Cooper realised they were going to have to extend the search area considerably. Who knew what had been going on in these woods? He would have to speak to the DI to get that organised.

‘Still, you won't miss me when you've got these bright kids,' said Murfin. ‘Look at young Luke there. He's the future. Happy as a pig in clover he is, with this sort of thing.'

‘Do you think so?'

‘He follows you about like a dog, Ben. He knows you'll find him a nice juicy murder case.'

‘Could you actually get some work done, Gavin?' said Cooper.

‘Like what?'

‘Get across the border and see if you can assist our colleagues from Staffordshire.'

Chapter 5

D
C Luke Irvine was breathless by the time he reached the top of the trackway where his car was parked on a grass verge. He was driving a Vauxhall hatchback, and it was his current pride and joy. He hated the idea of scraping its paintwork on a dry stone wall in one of these narrow lanes, or having some uniformed bobby snapping his wing mirror off with a Transit van.

As he climbed into his car, he wondered if there was a reason he'd been tasked with finding out about the victim's family. It might mean that he'd end up having to inform bereaved relatives of a death. It was the job everyone dreaded the most. Would Ben Cooper delegate that responsibility to him?
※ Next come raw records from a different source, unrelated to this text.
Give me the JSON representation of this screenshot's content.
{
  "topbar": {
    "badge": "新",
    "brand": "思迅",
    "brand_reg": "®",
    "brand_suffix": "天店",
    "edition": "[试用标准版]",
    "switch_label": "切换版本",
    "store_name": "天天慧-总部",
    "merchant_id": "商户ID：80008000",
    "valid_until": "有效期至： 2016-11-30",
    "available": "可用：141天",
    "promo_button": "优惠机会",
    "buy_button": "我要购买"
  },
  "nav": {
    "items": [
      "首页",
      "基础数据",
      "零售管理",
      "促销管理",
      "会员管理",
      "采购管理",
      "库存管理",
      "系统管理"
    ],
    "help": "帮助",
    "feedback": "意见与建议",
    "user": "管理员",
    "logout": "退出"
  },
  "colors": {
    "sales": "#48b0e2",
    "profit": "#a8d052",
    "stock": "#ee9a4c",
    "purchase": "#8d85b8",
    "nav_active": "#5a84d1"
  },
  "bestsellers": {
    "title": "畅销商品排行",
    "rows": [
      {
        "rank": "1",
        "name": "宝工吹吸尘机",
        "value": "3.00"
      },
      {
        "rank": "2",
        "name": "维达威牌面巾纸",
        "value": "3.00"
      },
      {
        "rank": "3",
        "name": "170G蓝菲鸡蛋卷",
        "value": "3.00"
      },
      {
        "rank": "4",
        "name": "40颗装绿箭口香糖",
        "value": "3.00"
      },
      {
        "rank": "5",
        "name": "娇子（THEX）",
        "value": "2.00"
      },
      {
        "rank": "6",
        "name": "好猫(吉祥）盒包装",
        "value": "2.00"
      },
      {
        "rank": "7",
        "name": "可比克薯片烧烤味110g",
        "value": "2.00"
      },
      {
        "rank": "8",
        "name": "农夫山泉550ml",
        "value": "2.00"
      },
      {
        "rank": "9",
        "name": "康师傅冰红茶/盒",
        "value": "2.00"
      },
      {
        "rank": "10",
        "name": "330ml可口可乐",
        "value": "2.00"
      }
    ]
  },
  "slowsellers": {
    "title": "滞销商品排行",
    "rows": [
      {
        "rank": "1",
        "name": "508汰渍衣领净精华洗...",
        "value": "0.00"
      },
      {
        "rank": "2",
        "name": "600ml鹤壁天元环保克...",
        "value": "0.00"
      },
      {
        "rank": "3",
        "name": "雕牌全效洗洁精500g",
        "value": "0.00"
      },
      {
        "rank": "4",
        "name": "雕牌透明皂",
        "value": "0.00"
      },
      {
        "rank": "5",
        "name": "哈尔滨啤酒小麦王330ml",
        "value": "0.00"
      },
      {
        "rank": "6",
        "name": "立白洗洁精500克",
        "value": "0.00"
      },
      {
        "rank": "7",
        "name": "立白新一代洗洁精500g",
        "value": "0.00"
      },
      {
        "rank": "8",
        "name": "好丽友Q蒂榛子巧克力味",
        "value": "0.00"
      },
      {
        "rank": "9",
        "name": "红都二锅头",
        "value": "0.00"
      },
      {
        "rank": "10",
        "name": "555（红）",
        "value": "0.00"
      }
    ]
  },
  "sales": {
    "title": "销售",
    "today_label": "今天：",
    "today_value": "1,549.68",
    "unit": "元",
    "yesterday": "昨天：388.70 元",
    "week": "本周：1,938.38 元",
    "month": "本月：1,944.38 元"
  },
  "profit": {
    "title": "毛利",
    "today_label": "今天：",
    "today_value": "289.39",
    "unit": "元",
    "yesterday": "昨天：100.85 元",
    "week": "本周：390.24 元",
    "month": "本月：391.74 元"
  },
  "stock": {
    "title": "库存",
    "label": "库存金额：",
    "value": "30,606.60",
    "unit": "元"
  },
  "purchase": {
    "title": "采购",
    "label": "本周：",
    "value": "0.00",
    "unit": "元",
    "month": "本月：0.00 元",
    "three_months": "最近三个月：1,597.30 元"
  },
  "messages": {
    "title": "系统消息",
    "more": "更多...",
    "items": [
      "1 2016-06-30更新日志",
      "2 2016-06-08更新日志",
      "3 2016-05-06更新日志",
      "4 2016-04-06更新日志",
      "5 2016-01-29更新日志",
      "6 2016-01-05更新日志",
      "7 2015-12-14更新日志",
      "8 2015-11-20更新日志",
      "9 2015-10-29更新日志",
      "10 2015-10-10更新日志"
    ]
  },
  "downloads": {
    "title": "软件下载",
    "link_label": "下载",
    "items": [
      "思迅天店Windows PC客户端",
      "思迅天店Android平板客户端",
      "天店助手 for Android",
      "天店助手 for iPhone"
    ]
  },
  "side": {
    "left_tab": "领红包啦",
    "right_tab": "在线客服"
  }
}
Irvine was conscious of certain subjects he mustn't mention to his DS. It was murmured around the office that Ben Cooper might still be vulnerable to an ill-judged comment. No one knew how he might react to the wrong word. Some said he was on a knife edge, though so far he seemed to be hiding it well. Irvine was even nervous of mentioning the Scenes of Crime department, or crime-scene examiners, or even some forensic detail. It was the department Ben's fiancée had worked in. Would it bring back intolerable memories?

But Irvine wondered whether he was being over-sensitive about this. Cooper was a professional. He could surely deal with these things; separate his job from whatever happened in his private life outside the office. Even the death of a fiancée.

With the car started, he checked his satnav for Earl Sterndale. Ben Cooper would have used a map, of course. He was an obsessive user of Ordnance Survey maps. No, scratch that. Ben would have known exactly which way to go without having to look at any map. Irvine had to accept that he wasn't as familiar with these remoter areas as his DS was. He wasn't a Derbyshire boy like Cooper. He'd grown up in West Yorkshire. Parts of that county were very similar to the Dark Peak, but it didn't help when it came to navigating these back roads.

As he inched his way to the road and turned towards a hamlet called Glutton, Irvine shook his head in frustration. It seemed so difficult these days to know what was the right thing to do or say. Perhaps it was working so closely with Becky Hurst that had done this to him. She'd made him paranoid about blurting out something that might upset or offend anyone listening.

But Becky was right a lot of the time, of course. You had to be careful; what you said, especially when you were a police officer. It didn't really matter what your personal opinions were, as long as you didn't act on them or express them out loud. Not even in an email or a tweet. Someone was bound to report you for inappropriate behaviour. It was almost the worst offence you could commit now. No one allowed police officers to be human, not in the way they once had. No office banter or canteen culture pranks, none of that black humour or contempt for criminals the old school coppers had expressed on a daily basis.

You'd think it was unhealthy to keep all this stuff bottled up, though. All those old guys around the station always seemed so much more relaxed. Take Gavin Murfin. He was so laid back he was practically lying dead on the floor. He said what he thought and didn't care about the consequences. He'd already put in his thirty years' service and could pack his belongings at any moment with the certainty of collecting his full pension.